Researchers’ engineering ingenuity is evidenced by how far bioprinting has come since its birth about 15 years ago. It’s tough to pin down an exact starting point for the field, but many researchers point to the early-2000s work of Thomas Boland, who was then working as a bioengineer at Clemson University.
Boland swapped out the contents of an ink-jet printer cartridge for a bioink containing bovine cells suspended in a mixture of serum and cell-culture medium. After installing the cartridge in a modified Hewlett-Packard desktop printer, his team printed a 2-D pattern of the ink on a biopaper—a substrate that makes cells feel more at home outside the body. In this case, the biopaper was a gelatinous mixture of collagen and a protein matrix to help anchor cells. Within a few years, the ink-jet technology could print stacks of these cellular patterns to make 3-D structures.
Boland’s experiments would essentially define the criteria needed for a method to truly be considered bioprinting. First, the bioink must contain cells. Metals, plastics, and ceramics have been printed without cells to repair or replace biological structures such as teeth, windpipes, and skulls. Many consider these uses to be examples of conventional 3-D printing with biological applications rather than bioprinting.
Second, the bioprinter must be able to pattern a user-defined 3-D structure on demand. This means that organs made from cells cultured in molds don’t get the “bioprinted” label. This method has been used by researchers at Wake Forest University toproduce bladders for transplantation.
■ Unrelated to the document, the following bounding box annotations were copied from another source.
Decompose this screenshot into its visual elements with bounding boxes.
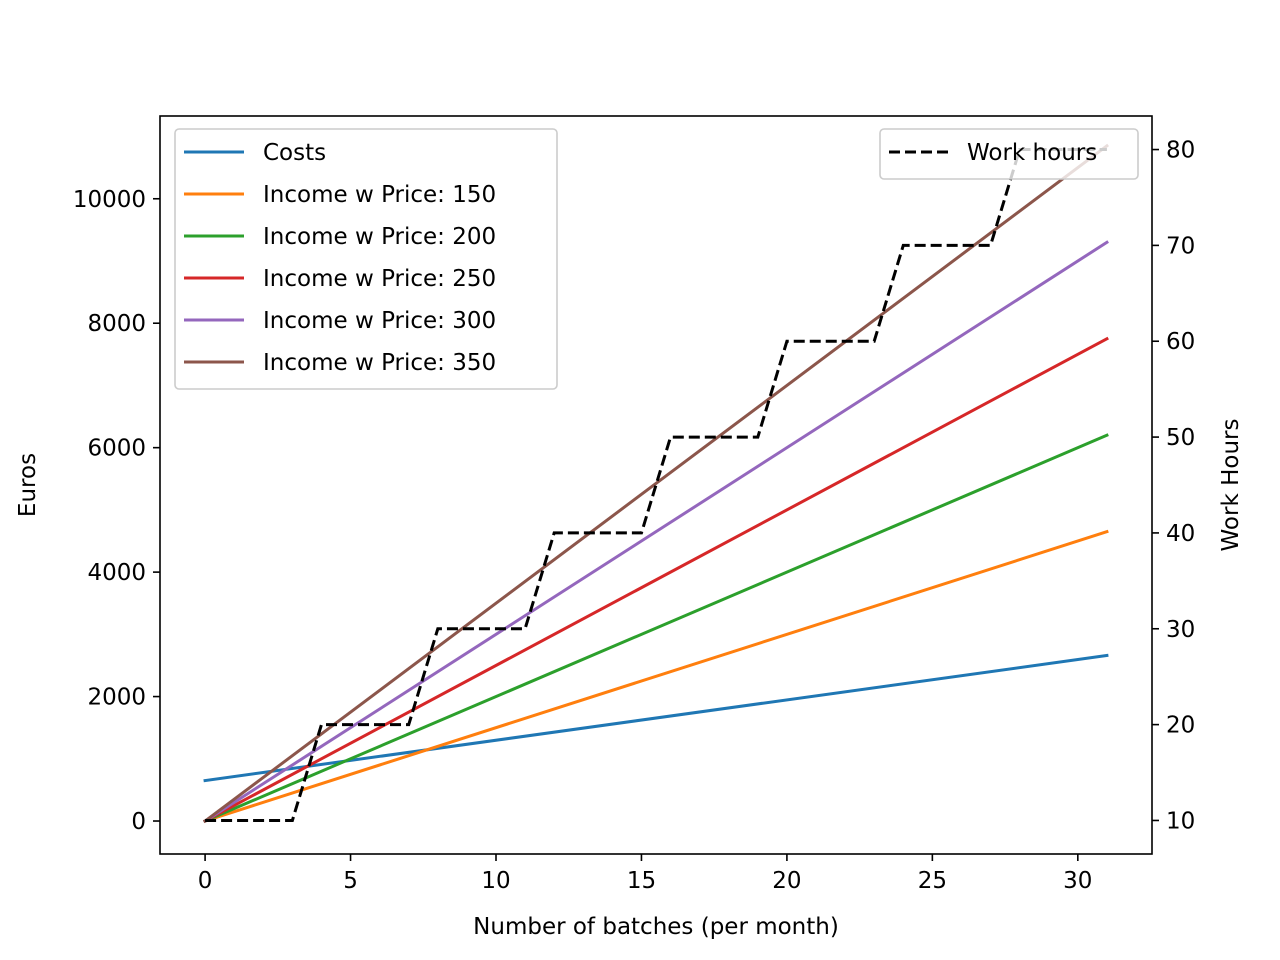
series-line-2 [203, 529, 1109, 823]
series-line-4 [203, 336, 1109, 824]
y-tick-label: 8000 [87, 311, 146, 337]
y2-tick-label: 50 [1166, 425, 1195, 451]
x-tick-label: 0 [198, 868, 213, 894]
x-tick-label: 5 [343, 868, 358, 894]
legend-label: Income w Price: 300 [263, 308, 496, 334]
y-axis-left: 0 2000 4000 6000 8000 10000 [73, 187, 160, 835]
legend-label: Income w Price: 150 [263, 182, 496, 208]
y-tick-label: 2000 [87, 685, 146, 711]
x-tick-label: 25 [918, 868, 947, 894]
x-tick-label: 30 [1063, 868, 1092, 894]
y-tick-label: 10000 [73, 187, 146, 213]
legend-label: Income w Price: 350 [263, 350, 496, 376]
legend-label: Work hours [967, 140, 1097, 166]
series-line-5 [203, 240, 1109, 824]
y-tick-label: 6000 [87, 436, 146, 462]
y2-tick-label: 70 [1166, 233, 1195, 259]
x-tick-label: 10 [481, 868, 510, 894]
y2-tick-label: 40 [1166, 521, 1195, 547]
legend-secondary: Work hours [879, 128, 1139, 180]
x-axis: 0 5 10 15 20 25 30 [198, 854, 1092, 894]
y2-tick-label: 60 [1166, 329, 1195, 355]
plot-lines [202, 143, 1110, 824]
series-line-3 [203, 433, 1109, 823]
y2-tick-label: 80 [1166, 138, 1195, 164]
legend-label: Income w Price: 250 [263, 266, 496, 292]
y-axis-right: 10 20 30 40 50 60 70 80 [1152, 138, 1195, 834]
x-tick-label: 15 [627, 868, 656, 894]
series-line-1 [203, 653, 1109, 783]
legend-frame [879, 128, 1139, 180]
legend-frame [174, 128, 558, 390]
work-hours-line [205, 148, 1107, 822]
y-tick-label: 0 [131, 809, 146, 835]
legend-label: Costs [263, 140, 326, 166]
y-axis-label: Euros [15, 453, 41, 517]
legend-primary: Costs Income w Price: 150 Income w Price: … [174, 128, 558, 390]
x-axis-label: Number of batches (per month) [473, 914, 839, 940]
y2-tick-label: 20 [1166, 713, 1195, 739]
series-line-6 [202, 143, 1110, 824]
y-tick-label: 4000 [87, 560, 146, 586]
y2-axis-label: Work Hours [1218, 419, 1244, 552]
x-tick-label: 20 [772, 868, 801, 894]
plot-frame [159, 115, 1153, 855]
legend-label: Income w Price: 200 [263, 224, 496, 250]
y2-tick-label: 10 [1166, 808, 1195, 834]
y2-tick-label: 30 [1166, 617, 1195, 643]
And finally, the cells must survive the printing process and remain viable. In other words, a printer shouldn’t murder cells with heat, laser light, or mechanical stress. Cells also need a print medium that fosters a nurturing biological environment, which can be provided by the bioink, the biopaper, or some combination thereof.
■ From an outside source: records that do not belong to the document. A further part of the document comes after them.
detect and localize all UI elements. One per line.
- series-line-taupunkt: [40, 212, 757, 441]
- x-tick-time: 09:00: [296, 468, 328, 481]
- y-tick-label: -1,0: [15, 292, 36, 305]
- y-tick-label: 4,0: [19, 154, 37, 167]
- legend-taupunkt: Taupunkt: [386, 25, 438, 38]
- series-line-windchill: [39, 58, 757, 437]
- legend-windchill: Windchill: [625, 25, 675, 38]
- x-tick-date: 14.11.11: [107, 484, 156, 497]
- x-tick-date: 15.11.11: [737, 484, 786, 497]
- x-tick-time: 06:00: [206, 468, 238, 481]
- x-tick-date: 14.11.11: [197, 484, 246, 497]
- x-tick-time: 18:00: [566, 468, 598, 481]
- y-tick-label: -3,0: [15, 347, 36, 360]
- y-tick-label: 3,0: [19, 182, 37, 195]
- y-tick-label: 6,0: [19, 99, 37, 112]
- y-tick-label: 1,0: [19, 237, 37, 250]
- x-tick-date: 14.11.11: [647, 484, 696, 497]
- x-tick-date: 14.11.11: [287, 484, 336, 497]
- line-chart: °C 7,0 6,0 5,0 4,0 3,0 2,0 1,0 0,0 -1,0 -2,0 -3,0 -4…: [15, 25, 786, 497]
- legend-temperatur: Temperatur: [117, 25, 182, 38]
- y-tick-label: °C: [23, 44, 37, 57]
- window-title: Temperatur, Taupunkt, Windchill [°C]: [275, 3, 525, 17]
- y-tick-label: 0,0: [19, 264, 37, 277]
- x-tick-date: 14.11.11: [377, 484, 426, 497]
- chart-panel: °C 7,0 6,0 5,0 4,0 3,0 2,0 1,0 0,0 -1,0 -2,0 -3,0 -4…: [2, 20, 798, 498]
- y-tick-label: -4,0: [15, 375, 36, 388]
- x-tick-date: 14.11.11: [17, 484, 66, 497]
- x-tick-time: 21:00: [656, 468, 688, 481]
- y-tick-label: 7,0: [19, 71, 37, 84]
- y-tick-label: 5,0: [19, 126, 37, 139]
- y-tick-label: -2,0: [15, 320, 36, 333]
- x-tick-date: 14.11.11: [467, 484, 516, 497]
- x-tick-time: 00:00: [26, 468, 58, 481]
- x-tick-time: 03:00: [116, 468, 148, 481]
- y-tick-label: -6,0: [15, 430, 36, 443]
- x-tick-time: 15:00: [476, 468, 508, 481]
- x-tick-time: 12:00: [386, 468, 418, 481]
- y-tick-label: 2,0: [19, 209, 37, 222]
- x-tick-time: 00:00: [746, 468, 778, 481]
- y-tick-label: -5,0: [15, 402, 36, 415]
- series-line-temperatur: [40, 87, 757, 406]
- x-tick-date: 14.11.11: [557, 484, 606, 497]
Since Boland’s ink-jet innovation, researchers have developed a variety of inks, papers, and printers that work together to satisfy the basic requirements of bioprinting. Some of these products have even been commercialized.
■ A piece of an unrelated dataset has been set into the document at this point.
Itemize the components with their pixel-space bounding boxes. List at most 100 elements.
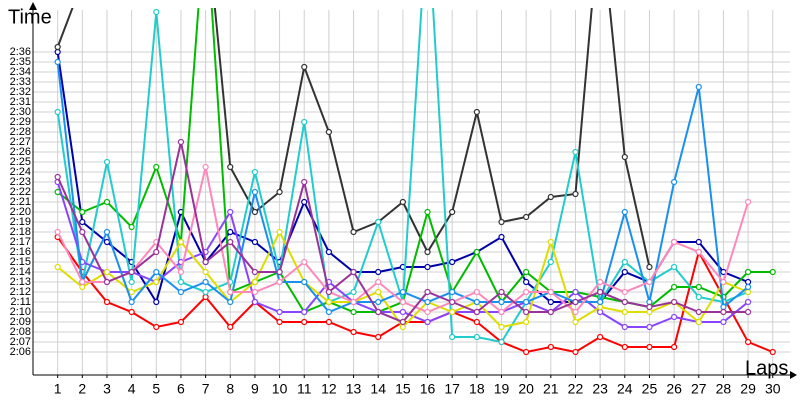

There are currently more than a dozen 3-D bioprinting companies, according to a list provided by Select Biosciences.Organovo, a company founded in 2007 based on technology developed by Forgacs, is the most notable among these, according to many in the field.
In November of last year, Organovo started selling a 3-D bioprinted liver tissue called exVive3D. The tissue accurately predicts human response to drugs that are toxic to the liver, according to the company’s chief executive officer, Keith Murphy.
Pharmaceutical companies could thus use the tissue to test drugs at a stage between preclinical animal trials and clinical human trials. Catching adverse effects in human tissue before moving a drug into clinical trials would not only better protect patients but also save companies time and money in drug development.
So far, the response to the exVive product has been good, Murphy said. The printed tissue accounted for nearly $140,000 of Organovo’s revenue between its November launch date and the end of the calendar year, according to the company’s most recent quarterly report.